Pour plus d'informations: www.non-a-ecopop.ch

 


«L'environnement n'a rien à gagner»

Trois questions à Pierre-Alain Rumley, géographe-urbaniste, chargé d'enseignement à l'Université de Neuchâtel, ancien directeur de l'Office fédéral du développement territorial. Il est membre du comité «Oui à l'environnement, non à Ecopop!»

Les partisans d'Ecopop mettent en avant la croissance de la Suisse, à raison de trois villes comme Fribourg par an. Que répondre à cet argument?

Ce ne sont pas les quelques dizaines de milliers d'étrangers venant s'installer en Suisse qui créent la surconsommation de nos ressources, mais nos propres pratiques. Le mitage du territoire provient surtout du passé lorsque des zones à bâtir surdimensionnées et mal localisées ont vu le jour. Aujourd'hui, avec la nouvelle LAT (Loi sur l'aménagement sur le territoire qui a été acceptée par le peuple en 2013, ndlr), cela ne serait plus possible. Il faut poser la question en termes de croissance, de développement, de consommation de chacun, et non pas s'attaquer toujours à l'immigration.

Comment la Suisse peut-elle protéger ses ressources naturelles de manière durable?
La Suisse peut tout à fait préserver ses paysages, même avec 10 millions d'habitants. Il existe des solutions rationnelles pour intégrer cette population qui s'installe sur notre territoire, et dont nous avons besoin pour pourvoir aux besoins du marché du travail. Des instruments existent. La densification des zones urbaines par exemple. Il faut mettre l'accent sur le transport collectif, penser à une fiscalité écologique, à d'autres formes d'agriculture pour éviter la pollution des eaux par exemple.

Cette initiative est combattue par tous les partis, dont les Verts, et même les organisations écologistes (telles que Greenpeace ou le WWF, entre autres) qui rappellent que les émissions de CO2 n'ont pas de frontières...

En effet, l'environnement global n'a rien à gagner de cette initiative.

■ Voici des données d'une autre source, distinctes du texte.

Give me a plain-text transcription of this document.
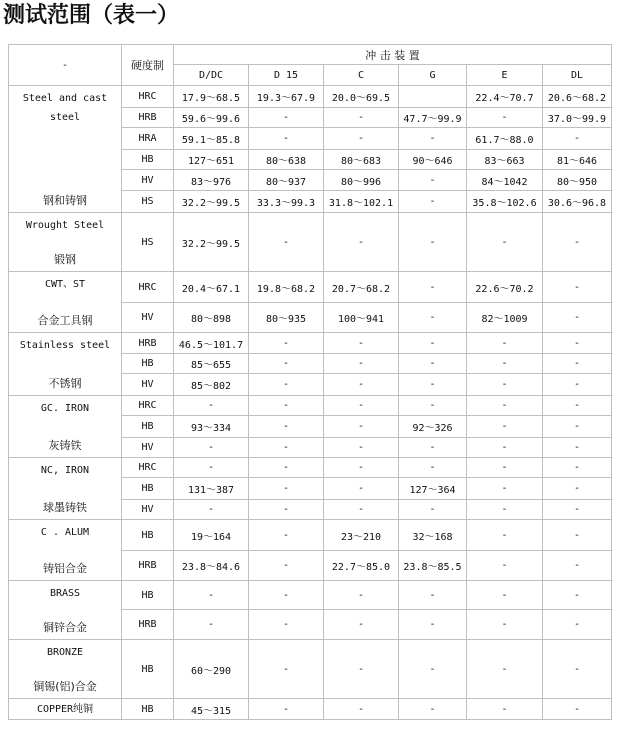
测试范围（表一）
-	硬度制	冲 击 装 置					
		D/DC	D 15	C	G	E	DL

Steel and cast steel
钢和铸钢	HRC	17.9～68.5	19.3～67.9	20.0～69.5		22.4～70.7	20.6～68.2
	HRB	59.6～99.6	-	-	47.7～99.9	-	37.0～99.9
	HRA	59.1～85.8	-	-	-	61.7～88.0	-
	HB	127～651	80～638	80～683	90～646	83～663	81～646
	HV	83～976	80～937	80～996	-	84～1042	80～950
	HS	32.2～99.5	33.3～99.3	31.8～102.1	-	35.8～102.6	30.6～96.8

Wrought Steel
锻钢	HS	32.2～99.5	-	-	-	-	-

CWT、ST
合金工具钢	HRC	20.4～67.1	19.8～68.2	20.7～68.2	-	22.6～70.2	-
	HV	80～898	80～935	100～941	-	82～1009	-

Stainless steel
不锈钢	HRB	46.5～101.7	-	-	-	-	-
	HB	85～655	-	-	-	-	-
	HV	85～802	-	-	-	-	-

GC. IRON
灰铸铁	HRC	-	-	-	-	-	-
	HB	93～334	-	-	92～326	-	-
	HV	-	-	-	-	-	-

NC, IRON
球墨铸铁	HRC	-	-	-	-	-	-
	HB	131～387	-	-	127～364	-	-
	HV	-	-	-	-	-	-

C . ALUM
铸铝合金	HB	19～164	-	23～210	32～168	-	-
	HRB	23.8～84.6	-	22.7～85.0	23.8～85.5	-	-

BRASS
铜锌合金	HB	-	-	-	-	-	-
	HRB	-	-	-	-	-	-

BRONZE
铜锡(铝)合金	HB	60～290	-	-	-	-	-

COPPER纯铜	HB	45～315	-	-	-	-	-
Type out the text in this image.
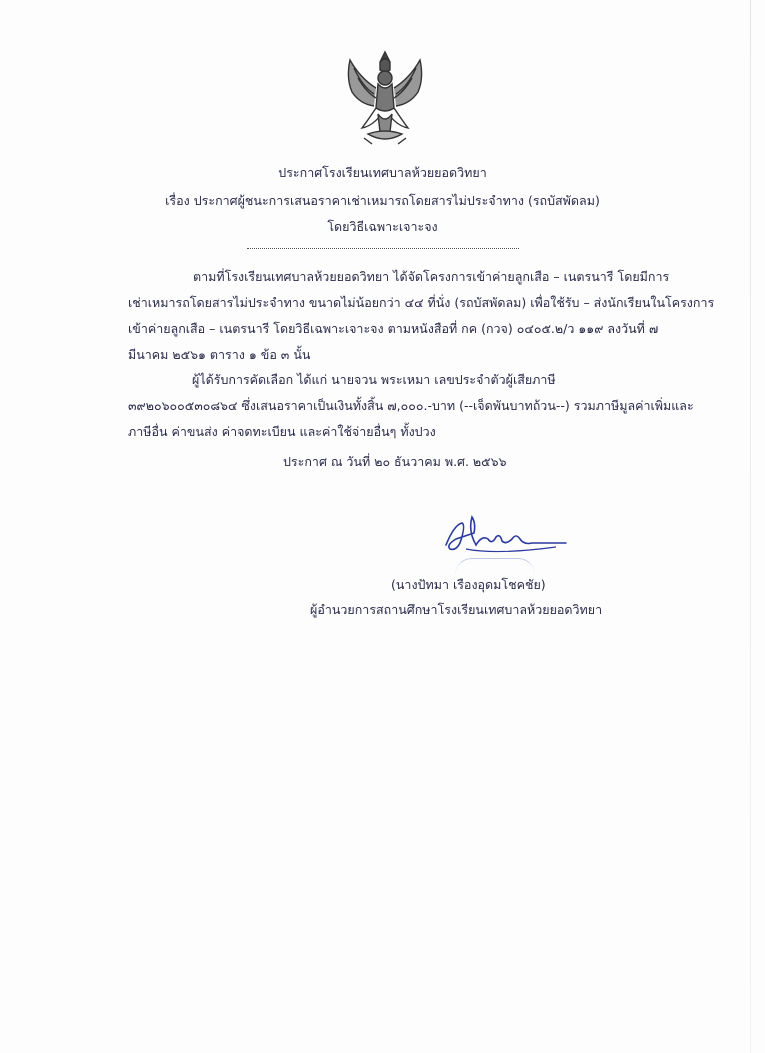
ประกาศโรงเรียนเทศบาลห้วยยอดวิทยา
เรื่อง ประกาศผู้ชนะการเสนอราคาเช่าเหมารถโดยสารไม่ประจำทาง (รถบัสพัดลม)
โดยวิธีเฉพาะเจาะจง
ตามที่โรงเรียนเทศบาลห้วยยอดวิทยา ได้จัดโครงการเข้าค่ายลูกเสือ – เนตรนารี โดยมีการ
เช่าเหมารถโดยสารไม่ประจำทาง ขนาดไม่น้อยกว่า ๔๔ ที่นั่ง (รถบัสพัดลม) เพื่อใช้รับ – ส่งนักเรียนในโครงการ
เข้าค่ายลูกเสือ – เนตรนารี โดยวิธีเฉพาะเจาะจง ตามหนังสือที่ กค (กวจ) ๐๔๐๕.๒/ว ๑๑๙ ลงวันที่ ๗
มีนาคม ๒๕๖๑ ตาราง ๑ ข้อ ๓ นั้น
ผู้ได้รับการคัดเลือก ได้แก่ นายจวน พระเหมา เลขประจำตัวผู้เสียภาษี
๓๙๒๐๖๐๐๕๓๐๘๖๔ ซึ่งเสนอราคาเป็นเงินทั้งสิ้น ๗,๐๐๐.-บาท (--เจ็ดพันบาทถ้วน--) รวมภาษีมูลค่าเพิ่มและ
ภาษีอื่น ค่าขนส่ง ค่าจดทะเบียน และค่าใช้จ่ายอื่นๆ ทั้งปวง
ประกาศ ณ วันที่ ๒๐ ธันวาคม พ.ศ. ๒๕๖๖
(นางปัทมา เรืองอุดมโชคชัย)
ผู้อำนวยการสถานศึกษาโรงเรียนเทศบาลห้วยยอดวิทยา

Si l'on parque les gens à la frontière, on ne peut pas parler d'aménagement du territoire rationnel. Cette initiative montre une fois de plus les limites de notre fameuse démocratie directe. Un problème si complexe que celui de la croissance - qui englobe des problèmes sociétaux, économiques, environnementaux, etc. - ne peut pas être résolu par un texte forcément simpliste de quelques lignes.